Grande Cucina

Ristorazione e formazione: il lavoro in sala e le sue sfaccettature

La sala, ovvero l’altra faccia della ristorazione, quella che coinvolge tanti aspetti dalla sommellerie all’hôtellerie, dalle atmosfere passando per la musica, le luci, i profumi.

Questo il focus del primo Open Day del 2020 al Congusto Gourmet Institute, il primo campus culinario di Milano e scuola di alta formazione per il mondo della ristorazione, che apre le porte a chi desidera lavorare nel settore food e vuole partire con una formazione base concreta come cuoco, pasticcere o maître di sala.

Roberto Carcangiu, coordinatore didattico di Congusto Gourmet Institute, insieme a Filippo La Mantia, oste e cuoco, è stato protagonista di un talk alla scoperta del dietro le quinte della ristorazione. Lo chef, tra i più importanti referenti del panorama gastronomico italiano, ha raccontato il suo percorso lavorativo e personale tra cucina e sala, spiegando come sia proprio quest’ultima, ad avere necessità di una maggiore attenzione dal punto di vista della formazione.

Cosa cerca il cliente che arriva oggi in un ristorante? «In un qualsiasi luogo di ricezione, senza distinzione – afferma La Mantia – chiunque è obbligato a far star bene la gente. Il progetto scatta quando chi vuol fare questo lavoro è altruista, per ricevere bisogna dare. Io ristoratore, devo essere in grado di percepire le tendenze e i bisogni delle persone. Io vivo molto la sala, ascolto la gente, che oggi non vuol perdere tempo, vuole rilassarsi senza troppe complicazioni e ha bisogno di comfort».

Passione e impegno sono due aspetti fondamentali per chi vuol fare questo mestiere. «Ho iniziato a fare il cuoco nel 1997 – prosegue La Mantia – sono un autodidatta e ho lavorato anche come lavapiatti, fondamentale per capire che tutti i ruoli sono importanti per mandare avanti un ristorante. Oggi, ho risolto la questione sala del mio ristorante, parlando con i miei ragazzi e trascorrendo con loro moltissimo tempo. Ciò mi permette di trovare il gradimento dei miei clienti, non con un servizio perfetto, io odio le perfezioni. Sono la disarmonia prestabilita. Non mi interessa il cameriere impostato. Tutti i clienti sono uguali, il servizio è unico, si trattano tutti allo stesso modo. Poi, la percezione dell’ospitalità passa attraverso diversi parametri, la musica, la luce, la posizione degli oggetti, l’estetica».

«In questi termini, La Mantia hai rinnovato il dibattito, mettendo al centro il servizio. Una scuola di formazione deve capire quali sono gli umori esterni – afferma Federico Lorefice CEO e fondatore di Congusto – quelli dei ristoratori e dei docenti che non stanno solo in aula ma hanno una percezione chiara della realtà, con un approccio forte e di grande stimolo».

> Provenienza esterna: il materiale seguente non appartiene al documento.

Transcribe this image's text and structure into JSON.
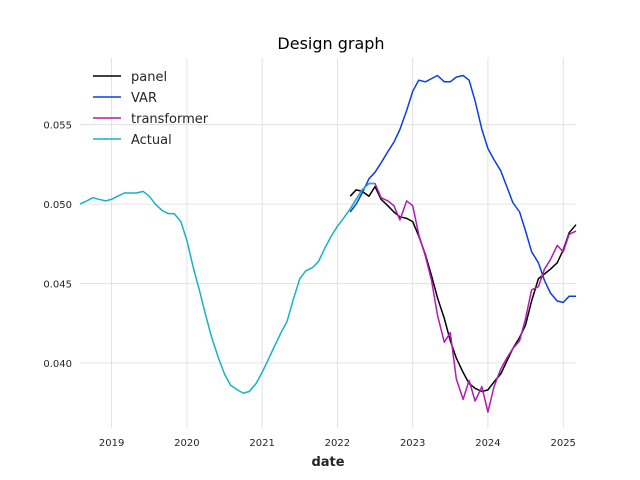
{
  "chart_data": {
    "type": "line",
    "title": "Design graph",
    "xlabel": "date",
    "ylabel": "",
    "xlim": [
      2018.58,
      2025.17
    ],
    "ylim": [
      0.0359,
      0.0592
    ],
    "x_ticks": [
      {
        "value": 2019,
        "label": "2019"
      },
      {
        "value": 2020,
        "label": "2020"
      },
      {
        "value": 2021,
        "label": "2021"
      },
      {
        "value": 2022,
        "label": "2022"
      },
      {
        "value": 2023,
        "label": "2023"
      },
      {
        "value": 2024,
        "label": "2024"
      },
      {
        "value": 2025,
        "label": "2025"
      }
    ],
    "y_ticks": [
      {
        "value": 0.04,
        "label": "0.040"
      },
      {
        "value": 0.045,
        "label": "0.045"
      },
      {
        "value": 0.05,
        "label": "0.050"
      },
      {
        "value": 0.055,
        "label": "0.055"
      }
    ],
    "grid": true,
    "legend_position": "top-left",
    "series": [
      {
        "name": "panel",
        "color": "#000000",
        "points": [
          [
            2022.17,
            0.0505
          ],
          [
            2022.25,
            0.0509
          ],
          [
            2022.33,
            0.0508
          ],
          [
            2022.42,
            0.0505
          ],
          [
            2022.5,
            0.0511
          ],
          [
            2022.58,
            0.0503
          ],
          [
            2022.67,
            0.0499
          ],
          [
            2022.75,
            0.0495
          ],
          [
            2022.83,
            0.0492
          ],
          [
            2022.92,
            0.0491
          ],
          [
            2023.0,
            0.0489
          ],
          [
            2023.08,
            0.048
          ],
          [
            2023.17,
            0.0468
          ],
          [
            2023.25,
            0.0455
          ],
          [
            2023.33,
            0.0441
          ],
          [
            2023.42,
            0.0428
          ],
          [
            2023.5,
            0.0414
          ],
          [
            2023.58,
            0.0403
          ],
          [
            2023.67,
            0.0394
          ],
          [
            2023.75,
            0.0387
          ],
          [
            2023.83,
            0.0384
          ],
          [
            2023.92,
            0.0382
          ],
          [
            2024.0,
            0.0383
          ],
          [
            2024.08,
            0.0388
          ],
          [
            2024.17,
            0.0393
          ],
          [
            2024.25,
            0.0401
          ],
          [
            2024.33,
            0.0409
          ],
          [
            2024.42,
            0.0416
          ],
          [
            2024.5,
            0.0424
          ],
          [
            2024.58,
            0.0439
          ],
          [
            2024.67,
            0.0453
          ],
          [
            2024.75,
            0.0456
          ],
          [
            2024.83,
            0.0459
          ],
          [
            2024.92,
            0.0463
          ],
          [
            2025.0,
            0.0471
          ],
          [
            2025.08,
            0.0482
          ],
          [
            2025.17,
            0.0487
          ]
        ]
      },
      {
        "name": "VAR",
        "color": "#0b3fe6",
        "points": [
          [
            2022.17,
            0.0495
          ],
          [
            2022.25,
            0.05
          ],
          [
            2022.33,
            0.0507
          ],
          [
            2022.42,
            0.0516
          ],
          [
            2022.5,
            0.052
          ],
          [
            2022.58,
            0.0526
          ],
          [
            2022.67,
            0.0533
          ],
          [
            2022.75,
            0.0539
          ],
          [
            2022.83,
            0.0547
          ],
          [
            2022.92,
            0.0559
          ],
          [
            2023.0,
            0.0571
          ],
          [
            2023.08,
            0.0578
          ],
          [
            2023.17,
            0.0577
          ],
          [
            2023.25,
            0.0579
          ],
          [
            2023.33,
            0.0581
          ],
          [
            2023.42,
            0.0577
          ],
          [
            2023.5,
            0.0577
          ],
          [
            2023.58,
            0.058
          ],
          [
            2023.67,
            0.0581
          ],
          [
            2023.75,
            0.0578
          ],
          [
            2023.83,
            0.0565
          ],
          [
            2023.92,
            0.0547
          ],
          [
            2024.0,
            0.0535
          ],
          [
            2024.08,
            0.0528
          ],
          [
            2024.17,
            0.0521
          ],
          [
            2024.25,
            0.0511
          ],
          [
            2024.33,
            0.0501
          ],
          [
            2024.42,
            0.0495
          ],
          [
            2024.5,
            0.0483
          ],
          [
            2024.58,
            0.047
          ],
          [
            2024.67,
            0.0463
          ],
          [
            2024.75,
            0.0452
          ],
          [
            2024.83,
            0.0444
          ],
          [
            2024.92,
            0.0439
          ],
          [
            2025.0,
            0.0438
          ],
          [
            2025.08,
            0.0442
          ],
          [
            2025.17,
            0.0442
          ]
        ]
      },
      {
        "name": "transformer",
        "color": "#b31ab3",
        "points": [
          [
            2022.17,
            0.0497
          ],
          [
            2022.25,
            0.0503
          ],
          [
            2022.33,
            0.0509
          ],
          [
            2022.42,
            0.0513
          ],
          [
            2022.5,
            0.0513
          ],
          [
            2022.58,
            0.0504
          ],
          [
            2022.67,
            0.0502
          ],
          [
            2022.75,
            0.0499
          ],
          [
            2022.83,
            0.049
          ],
          [
            2022.92,
            0.0502
          ],
          [
            2023.0,
            0.0499
          ],
          [
            2023.08,
            0.0481
          ],
          [
            2023.17,
            0.0467
          ],
          [
            2023.25,
            0.0452
          ],
          [
            2023.33,
            0.043
          ],
          [
            2023.42,
            0.0413
          ],
          [
            2023.5,
            0.0419
          ],
          [
            2023.58,
            0.039
          ],
          [
            2023.67,
            0.0377
          ],
          [
            2023.75,
            0.0389
          ],
          [
            2023.83,
            0.0376
          ],
          [
            2023.92,
            0.0385
          ],
          [
            2024.0,
            0.0369
          ],
          [
            2024.08,
            0.0385
          ],
          [
            2024.17,
            0.0396
          ],
          [
            2024.25,
            0.0403
          ],
          [
            2024.33,
            0.0409
          ],
          [
            2024.42,
            0.0414
          ],
          [
            2024.5,
            0.0428
          ],
          [
            2024.58,
            0.0446
          ],
          [
            2024.67,
            0.0448
          ],
          [
            2024.75,
            0.0459
          ],
          [
            2024.83,
            0.0465
          ],
          [
            2024.92,
            0.0474
          ],
          [
            2025.0,
            0.047
          ],
          [
            2025.08,
            0.0481
          ],
          [
            2025.17,
            0.0483
          ]
        ]
      },
      {
        "name": "Actual",
        "color": "#17b3c0",
        "points": [
          [
            2018.58,
            0.05
          ],
          [
            2018.67,
            0.0502
          ],
          [
            2018.75,
            0.0504
          ],
          [
            2018.83,
            0.0503
          ],
          [
            2018.92,
            0.0502
          ],
          [
            2019.0,
            0.0503
          ],
          [
            2019.08,
            0.0505
          ],
          [
            2019.17,
            0.0507
          ],
          [
            2019.25,
            0.0507
          ],
          [
            2019.33,
            0.0507
          ],
          [
            2019.42,
            0.0508
          ],
          [
            2019.5,
            0.0505
          ],
          [
            2019.58,
            0.05
          ],
          [
            2019.67,
            0.0496
          ],
          [
            2019.75,
            0.0494
          ],
          [
            2019.83,
            0.0494
          ],
          [
            2019.92,
            0.0489
          ],
          [
            2020.0,
            0.0477
          ],
          [
            2020.08,
            0.0461
          ],
          [
            2020.17,
            0.0445
          ],
          [
            2020.25,
            0.043
          ],
          [
            2020.33,
            0.0416
          ],
          [
            2020.42,
            0.0403
          ],
          [
            2020.5,
            0.0393
          ],
          [
            2020.58,
            0.0386
          ],
          [
            2020.67,
            0.0383
          ],
          [
            2020.75,
            0.0381
          ],
          [
            2020.83,
            0.0382
          ],
          [
            2020.92,
            0.0387
          ],
          [
            2021.0,
            0.0394
          ],
          [
            2021.08,
            0.0402
          ],
          [
            2021.17,
            0.0411
          ],
          [
            2021.25,
            0.0419
          ],
          [
            2021.33,
            0.0426
          ],
          [
            2021.42,
            0.0441
          ],
          [
            2021.5,
            0.0453
          ],
          [
            2021.58,
            0.0458
          ],
          [
            2021.67,
            0.046
          ],
          [
            2021.75,
            0.0464
          ],
          [
            2021.83,
            0.0472
          ],
          [
            2021.92,
            0.048
          ],
          [
            2022.0,
            0.0486
          ],
          [
            2022.08,
            0.0491
          ],
          [
            2022.17,
            0.0497
          ],
          [
            2022.25,
            0.0503
          ],
          [
            2022.33,
            0.0509
          ],
          [
            2022.42,
            0.0513
          ],
          [
            2022.5,
            0.0513
          ]
        ]
      }
    ]
  }
}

Sulla stretta relazione dei ruoli tra sala e cucina si sofferma Carcangiu: «educazione, rispetto del prossimo e grande umiltà sono gli aspetti fondamentali di questo mestiere, siamo tutti strettamente legati l’uno all’altro, se non fosse così non potrebbe funzionare». Cosa può fare la formazione? «Sicuramente – risponde Carcangiu – oltre a fornire informazioni e nozioni teoriche e pratiche, far comprendere anche agli allievi, fin da subito, la fatica degli altri, per capire le difficoltà del lavoro di tutti».

Dello stesso avviso lo chef Sergio Mei, oggi in pensione, ma impegnato in progetti di consulenza e formazione. «Condivido il discorso del rapporto stretto sala e cucina – conferma Mei – ho superato questa barriera tantissimi anni fa». Qual è il segreto per trovare un equilibrio perfetto? «Beh, forse la chiave è proprio il rispetto dei ruoli di tutti», conclude l’ex Executive Chef del Four Seasons Hotel di Milano, presente all’Open Day.

Susanna Citterio, Food&Beverage Manager nel settore alberghiero, nel suo intervento ci tiene a puntualizzare che «solo quando c’è il rispetto dei ruoli e la coesione dei diversi elementi, all’esterno c’è una percezione positiva. E solo quando si riesce a capire il valore di ogni singola mansione, allora si ha più chiaro anche il proprio futuro nel settore».

Se il concetto di rispetto è stato il filo conduttore di tutta la conversazione, è anche vero che l’arte dell’accoglienza è un percorso culturale che si può imparare, con tanta buona volontà e sentimento, ma solo se il lavoro è anche un piacere come conclude Filippo La Mantia.